"Plans for other satellite campuses [beyond use of the Backus Middle School in Ward 5] will follow. UDC already runs workforce-development programs at McKinley Technology High in Ward 5, the old Fletcher-Johnson school in Ward 7, and the Patricia R. Harris Education Center in Ward 8. “We want satellites everywhere,” said Emily Durso, chair of the University's Board of Trustees. “Research shows that community college students want to go to school where they live.”I would add that nontraditional students are also likely to appreciate the ability to take classes where they work.
You can view the entire September 2, 2009 edition of The Current here. The viewpoint op-ed, reprinted below, appears on page 13. The report on UDC appears on page 1 and continues on page 25.
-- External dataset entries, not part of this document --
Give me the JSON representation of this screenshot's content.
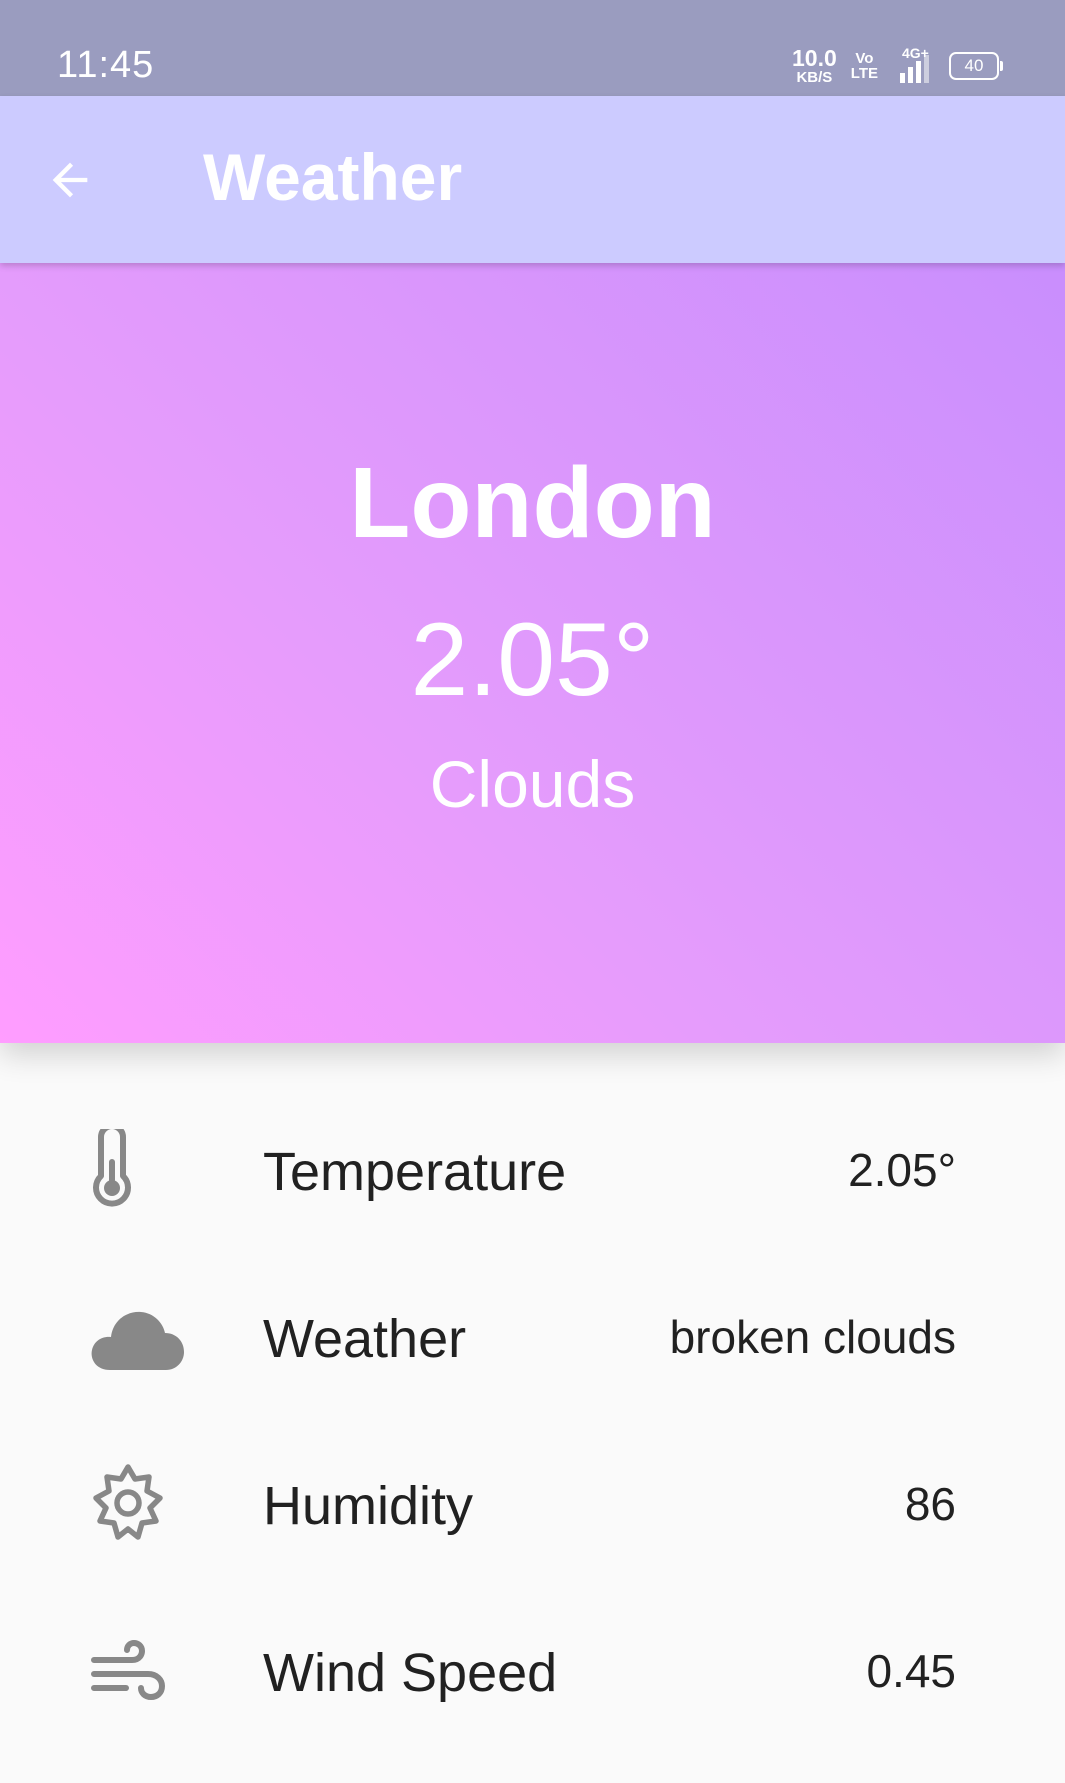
{
  "status_bar": {
    "time": "11:45",
    "net_speed_value": "10.0",
    "net_speed_unit": "KB/S",
    "volte_top": "Vo",
    "volte_bottom": "LTE",
    "network_type": "4G+",
    "battery": "40"
  },
  "app_bar": {
    "title": "Weather",
    "back_icon": "arrow-left-icon"
  },
  "hero": {
    "city": "London",
    "temperature": "2.05°",
    "condition": "Clouds",
    "gradient_colors": [
      "#ff9dff",
      "#e59cfc",
      "#c98efd"
    ]
  },
  "details": [
    {
      "icon": "thermometer-icon",
      "label": "Temperature",
      "value": "2.05°"
    },
    {
      "icon": "cloud-icon",
      "label": "Weather",
      "value": "broken clouds"
    },
    {
      "icon": "sun-icon",
      "label": "Humidity",
      "value": "86"
    },
    {
      "icon": "wind-icon",
      "label": "Wind Speed",
      "value": "0.45"
    }
  ],
  "colors": {
    "status_bar": "#9a9cbf",
    "app_bar": "#cccbff",
    "icon_gray": "#888888",
    "text_dark": "#212121",
    "background": "#fafafa"
  }
}
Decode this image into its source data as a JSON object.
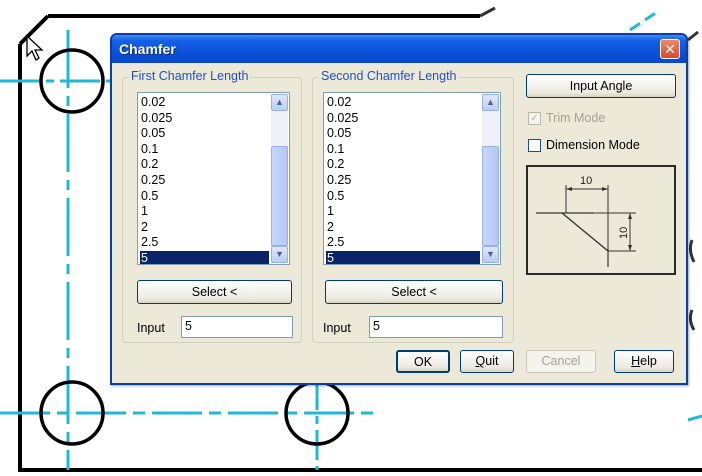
{
  "dialog": {
    "title": "Chamfer",
    "close_glyph": "✕"
  },
  "first_group": {
    "title": "First Chamfer Length",
    "items": [
      "0.02",
      "0.025",
      "0.05",
      "0.1",
      "0.2",
      "0.25",
      "0.5",
      "1",
      "2",
      "2.5",
      "5"
    ],
    "selected": "5",
    "select_button": "Select <",
    "input_label": "Input",
    "input_value": "5"
  },
  "second_group": {
    "title": "Second Chamfer Length",
    "items": [
      "0.02",
      "0.025",
      "0.05",
      "0.1",
      "0.2",
      "0.25",
      "0.5",
      "1",
      "2",
      "2.5",
      "5"
    ],
    "selected": "5",
    "select_button": "Select <",
    "input_label": "Input",
    "input_value": "5"
  },
  "right_panel": {
    "input_angle_button": "Input Angle",
    "trim_mode_label": "Trim Mode",
    "trim_mode_checked": true,
    "dimension_mode_label": "Dimension Mode",
    "dimension_mode_checked": false,
    "preview": {
      "dim_top": "10",
      "dim_right": "10"
    }
  },
  "buttons": {
    "ok": "OK",
    "quit_first": "Q",
    "quit_rest": "uit",
    "cancel": "Cancel",
    "help_first": "H",
    "help_rest": "elp"
  },
  "colors": {
    "title_bar": "#0a4fd6",
    "dialog_bg": "#ece9d8",
    "group_title": "#1f50d0",
    "selection": "#0a246a",
    "cad_lines": "#000000",
    "center_lines": "#20b8d8"
  }
}
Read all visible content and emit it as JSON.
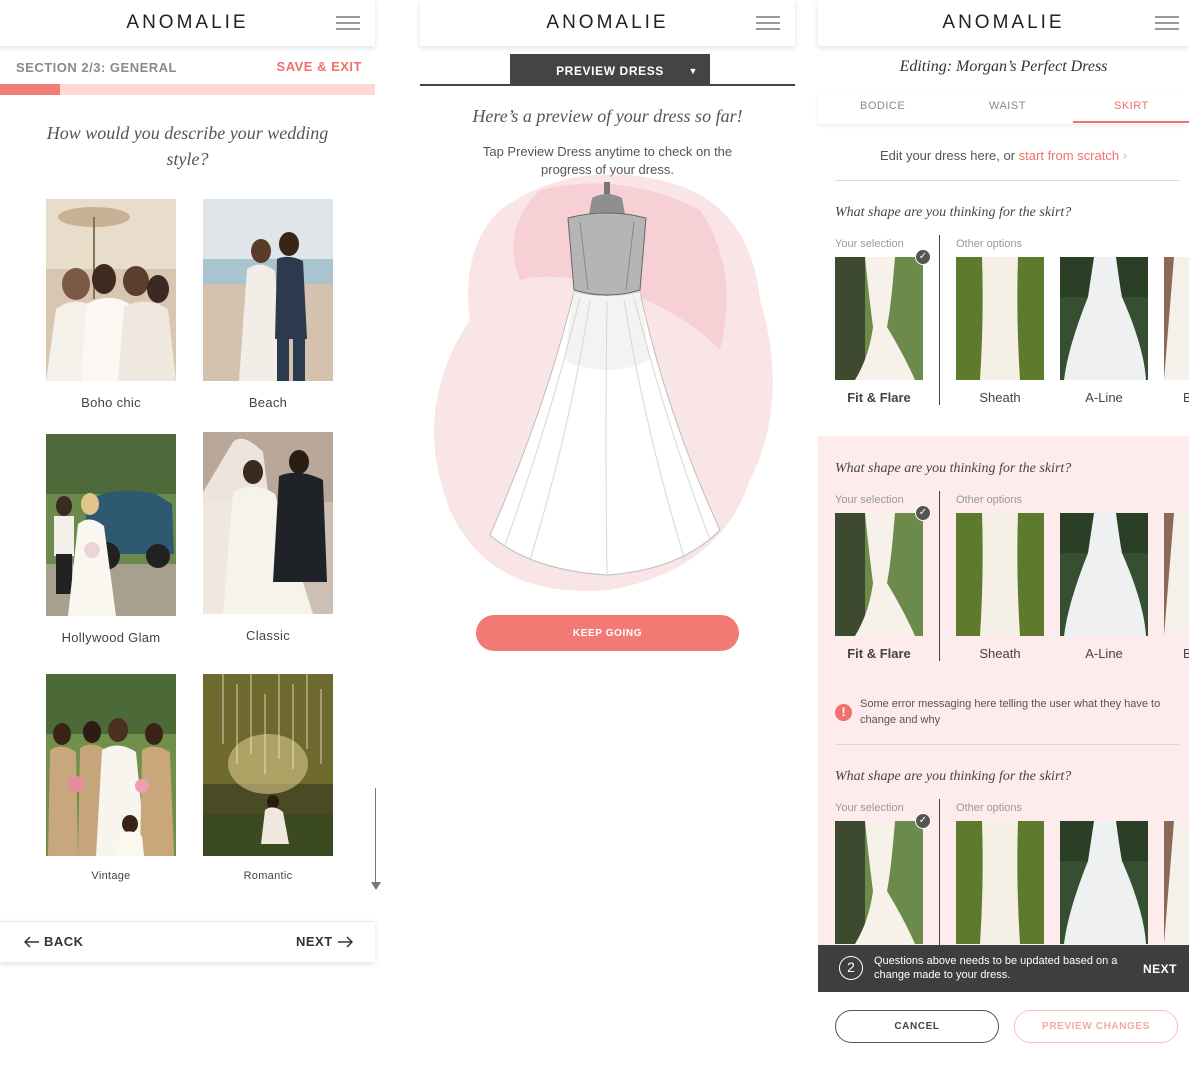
{
  "brand": {
    "logo": "ANOMALIE",
    "accent": "#f0716c"
  },
  "panel1": {
    "section_label": "SECTION 2/3: GENERAL",
    "save_exit": "SAVE & EXIT",
    "progress": 0.16,
    "question": "How would you describe your wedding style?",
    "styles": [
      {
        "label": "Boho chic"
      },
      {
        "label": "Beach"
      },
      {
        "label": "Hollywood Glam"
      },
      {
        "label": "Classic"
      },
      {
        "label": "Vintage"
      },
      {
        "label": "Romantic"
      }
    ],
    "back": "BACK",
    "next": "NEXT"
  },
  "panel2": {
    "preview_tab": "PREVIEW DRESS",
    "title": "Here’s a preview of your dress so far!",
    "subtitle": "Tap Preview Dress anytime to check on the progress of your dress.",
    "keep_going": "KEEP GOING"
  },
  "panel3": {
    "title": "Editing: Morgan’s Perfect Dress",
    "tabs": [
      "BODICE",
      "WAIST",
      "SKIRT"
    ],
    "active_tab": "SKIRT",
    "edit_hint_prefix": "Edit your dress here, or ",
    "edit_hint_link": "start from scratch",
    "question": "What shape are you thinking for the skirt?",
    "your_selection": "Your selection",
    "other_options": "Other options",
    "selected": "Fit & Flare",
    "options": [
      "Sheath",
      "A-Line",
      "Bo"
    ],
    "error": "Some error messaging here telling the user what they have to change and why",
    "update_count": "2",
    "update_text": "Questions above needs to be updated based on a change made to your dress.",
    "update_next": "NEXT",
    "cancel": "CANCEL",
    "preview_changes": "PREVIEW CHANGES"
  }
}
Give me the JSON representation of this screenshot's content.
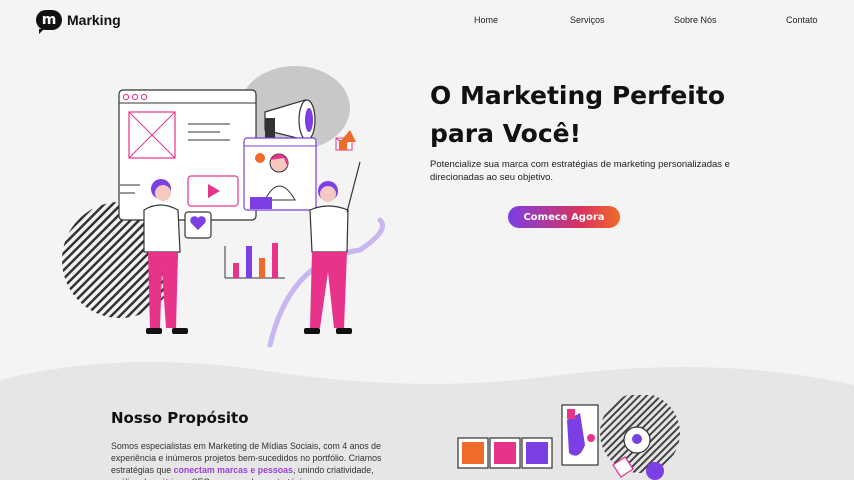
{
  "brand": {
    "logo_letter": "m",
    "name": "Marking"
  },
  "nav": {
    "items": [
      "Home",
      "Serviços",
      "Sobre Nós",
      "Contato"
    ]
  },
  "hero": {
    "title_line1": "O Marketing Perfeito",
    "title_line2": "para Você!",
    "subtitle": "Potencialize sua marca com estratégias de marketing personalizadas e direcionadas ao seu objetivo.",
    "cta_label": "Comece Agora"
  },
  "purpose": {
    "title": "Nosso Propósito",
    "body_part1": "Somos especialistas em Marketing de Mídias Sociais, com 4 anos de experiência e inúmeros projetos bem-sucedidos no portfólio. Criamos estratégias que ",
    "body_highlight": "conectam marcas e pessoas",
    "body_part2": ", unindo criatividade, análise de métricas, SEO e campanhas estratégicas para gerar..."
  },
  "colors": {
    "accent_purple": "#7b3fe4",
    "accent_pink": "#e8338a",
    "accent_orange": "#f06a2a",
    "background": "#f4f4f4"
  }
}
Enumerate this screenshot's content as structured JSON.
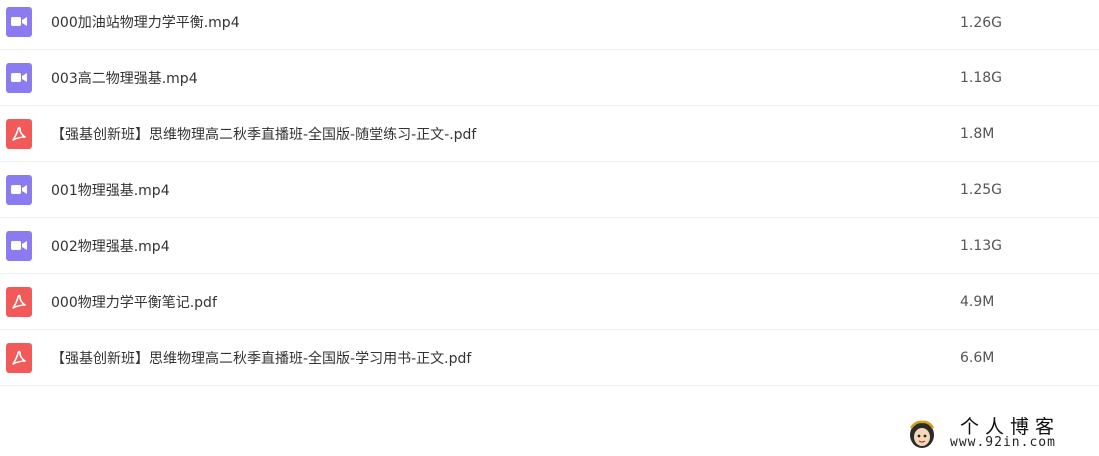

A flagship college or a boutique hotel?
“Ah! sir, I hope the time may never come when we would make less beautiful and attractive the places where our children are to receive an education, where lasting impressions are to be made upon the young mind, than we would the offices of State ... It has been well said by an eminent thinker, ‘Show me the churches and schoolhouses of a nation, and I will tell you what is its civilization and enlightenment.’”
Those were the eloquent words of Alderman W.H. Chase at the dedication of the Franklin School in 1869. His words were a reaction to critics who believed the building, designed by Adolf Cluss, was too fine for a public schoolhouse.
We return full circle today, as the District government, after soliciting requests for offers, opted not to award use of the now-vacant historic building at 13th and K streets NW to the city’s burgeoning public charter schools. Rather, the Office of the Deputy Mayor for Planning and Economic Development (read, private developers) may now hold the key to its future.
When constructed, the Franklin School was the flagship of seven modern urban public school buildings that housed, for the first time, a comprehensive system of free universal public education in the District.
Over the years, its mission evolved but remained true to public education. It housed the first normal school in D.C., providing teacher training, and held the first high school classes. Technical/vocational training classes were introduced, and a business high school arrived in 1891. From 1925 until 1968, the building served as the Board of Education’s headquarters. It then hosted an adult education center until 1989, when it closed for renovation. It did not reopen. Instead, the building decayed. Not coincidentally, so did the District’s educational system.
In its latest life, the Franklin School served as a low-barrier shelter for the homeless. The shelter, which had virtually no support services, took in more than 300 men each evening. Out into Franklin Square Park and the surrounding downtown streets they flowed when the shelter tossed them out each morning.
After gradually removing its beds to reduce capacity, Mayor Adrian Fenty abruptly closed the homeless warehouse in September 2008. The move was part of a noble, but still unachieved, goal — to move the homeless into transitional housing and smaller shelters across the city.
Even while the building still operated as a shelter, the city solicited proposals for its reuse. In 2005, the city entered a no-bid agreement with a politically connected developer to transform the building into a boutique hotel and private club. After questions arose regarding the city’s authority to enter the lease, the District backed out, leading to a lawsuit the city settled for a half-million dollars.
Transforming the Franklin School into a high-end hotel certainly has its appeal, not the least of which is tax revenue.
But what would Alderman Chase say?
If the Franklin School is not to house charter schools, there’s another sound option: the flagship building of D.C.’s new community college.
This year, the new president of the ailing University of the District of Columbia, Allen L. Sessoms, made the bold, wise decision to end open admissions for four-year degree programs and split off a separate community college. This marks an opportunity to return the Franklin School building to its roots.
The city is striving to repair its bruised and battered elementary and secondary education systems. But how do we provide tools for success to the generation that system has already failed? And, if Chancellor Michelle Rhee is successful in bringing students back into the public schools, what are their options when they graduate?
A downtown community college campus would provide adult education, technical training and four year degree programs. It would prepare students for the jobs that are so vital to the District’s economy, but for which employers find themselves relying on the Maryland and Virginia workforces.
Envision the new downtown campus opening its doors onto Franklin Square Park, where students would prepare for classes and eat lunch on the lawn.
Night students would walk to class from their downtown jobs. Steps away, the Martin Luther King Jr. Memorial Library would provide a resource for students. It would add vibrancy and energy to downtown — and further public education.
Turning the Franklin School into a boutique hotel may have appeal, but this historic building must be something more.